Auf der Haut jedes Menschen lebt eine Vielzahl von Bakterien. Jeder Einstich durch die Haut birgt ein gewisses Risiko für eine Infektion. Bei der Periduralanästhesie kann es durch die Verschleppung von Keimen zu Hirn-, Rückenmark- oder Hirnhautentzündung kommen. Um dies zu verhindern, desinfiziert der Arzt den Bereich der Einstichstelle vor der Punktion sorgfältig, und es wird nur mit sterilen Materialien gearbeitet.

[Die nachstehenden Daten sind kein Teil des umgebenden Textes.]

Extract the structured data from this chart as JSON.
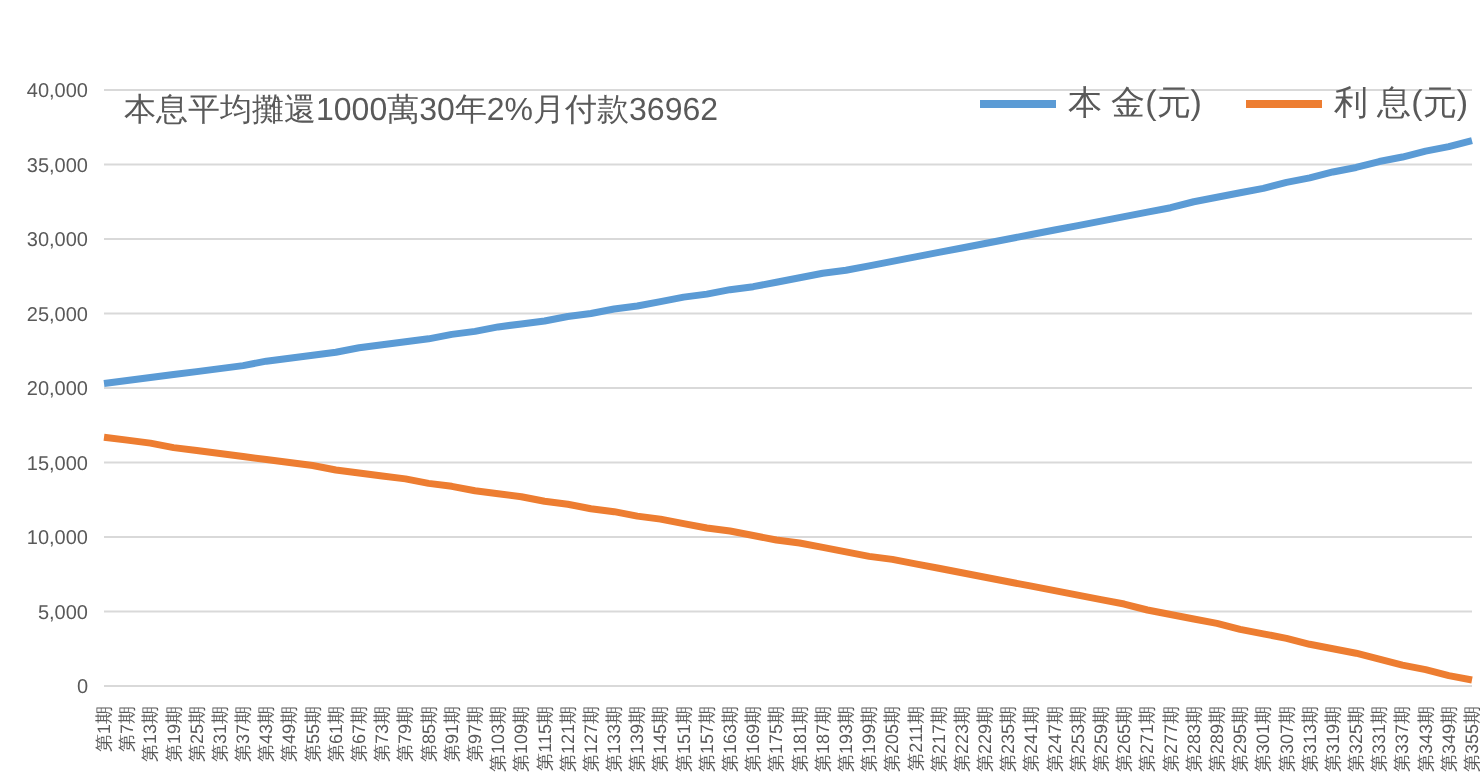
{
  "chart_data": {
    "type": "line",
    "title": "本息平均攤還1000萬30年2%月付款36962",
    "categories": [
      "第1期",
      "第7期",
      "第13期",
      "第19期",
      "第25期",
      "第31期",
      "第37期",
      "第43期",
      "第49期",
      "第55期",
      "第61期",
      "第67期",
      "第73期",
      "第79期",
      "第85期",
      "第91期",
      "第97期",
      "第103期",
      "第109期",
      "第115期",
      "第121期",
      "第127期",
      "第133期",
      "第139期",
      "第145期",
      "第151期",
      "第157期",
      "第163期",
      "第169期",
      "第175期",
      "第181期",
      "第187期",
      "第193期",
      "第199期",
      "第205期",
      "第211期",
      "第217期",
      "第223期",
      "第229期",
      "第235期",
      "第241期",
      "第247期",
      "第253期",
      "第259期",
      "第265期",
      "第271期",
      "第277期",
      "第283期",
      "第289期",
      "第295期",
      "第301期",
      "第307期",
      "第313期",
      "第319期",
      "第325期",
      "第331期",
      "第337期",
      "第343期",
      "第349期",
      "第355期"
    ],
    "series": [
      {
        "name": "本 金(元)",
        "color": "#5b9bd5",
        "values": [
          20300,
          20500,
          20700,
          20900,
          21100,
          21300,
          21500,
          21800,
          22000,
          22200,
          22400,
          22700,
          22900,
          23100,
          23300,
          23600,
          23800,
          24100,
          24300,
          24500,
          24800,
          25000,
          25300,
          25500,
          25800,
          26100,
          26300,
          26600,
          26800,
          27100,
          27400,
          27700,
          27900,
          28200,
          28500,
          28800,
          29100,
          29400,
          29700,
          30000,
          30300,
          30600,
          30900,
          31200,
          31500,
          31800,
          32100,
          32500,
          32800,
          33100,
          33400,
          33800,
          34100,
          34500,
          34800,
          35200,
          35500,
          35900,
          36200,
          36600
        ]
      },
      {
        "name": "利 息(元)",
        "color": "#ed7d31",
        "values": [
          16700,
          16500,
          16300,
          16000,
          15800,
          15600,
          15400,
          15200,
          15000,
          14800,
          14500,
          14300,
          14100,
          13900,
          13600,
          13400,
          13100,
          12900,
          12700,
          12400,
          12200,
          11900,
          11700,
          11400,
          11200,
          10900,
          10600,
          10400,
          10100,
          9800,
          9600,
          9300,
          9000,
          8700,
          8500,
          8200,
          7900,
          7600,
          7300,
          7000,
          6700,
          6400,
          6100,
          5800,
          5500,
          5100,
          4800,
          4500,
          4200,
          3800,
          3500,
          3200,
          2800,
          2500,
          2200,
          1800,
          1400,
          1100,
          700,
          400
        ]
      }
    ],
    "ylim": [
      0,
      40000
    ],
    "yticks": [
      0,
      {
        "value": 5000,
        "label": "5,000"
      },
      {
        "value": 10000,
        "label": "10,000"
      },
      {
        "value": 15000,
        "label": "15,000"
      },
      {
        "value": 20000,
        "label": "20,000"
      },
      {
        "value": 25000,
        "label": "25,000"
      },
      {
        "value": 30000,
        "label": "30,000"
      },
      {
        "value": 35000,
        "label": "35,000"
      },
      {
        "value": 40000,
        "label": "40,000"
      }
    ],
    "grid": "y",
    "legend": "top right",
    "marker": "none",
    "line_style": "solid"
  }
}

Bei einer unbeabsichtigten Verletzung der hinter dem Periduralraum liegenden harten Rückenmarkshaut kommt es zum Austreten von Nervenflüssigkeit. Ein Verlust dieser Flüssigkeit und die Reizung der Rückenmarkshaut können besonders bei jungen Patienten zum sogenannten postspinalen Kopfschmerz führen. Im Stehen oder Sitzen ist der Schmerz am schlimmsten, im Liegen wird es besser. Im Extremfall kann es erforderlich sein, dass der Patient einige Tage im Bett bleiben muss. Flaches Liegen, reichliches Trinken und gegebenenfalls Schmerzmittel helfen. In den meisten Fällen verschwindet der Kopfschmerz nach einigen Tagen wieder. Falls diese Maßnahmen nicht erfolgreich sind, gibt es die Möglichkeit eines so genannten epiduralen Blutpatchs. An der Stelle, an der das Leck entstanden ist, wird in den Spinalraum umgebenden Epiduralraum eine kleine Menge patienteneigenes Blut gespritzt. Dieses Blut gerinnt und verhindert so ein weiteres Austreten von Liquor. Bei anhaltendem spinalem Kopfschmerz kann ein solcher Patch auch einige Zeit nach der Spinalanästhesie noch helfen.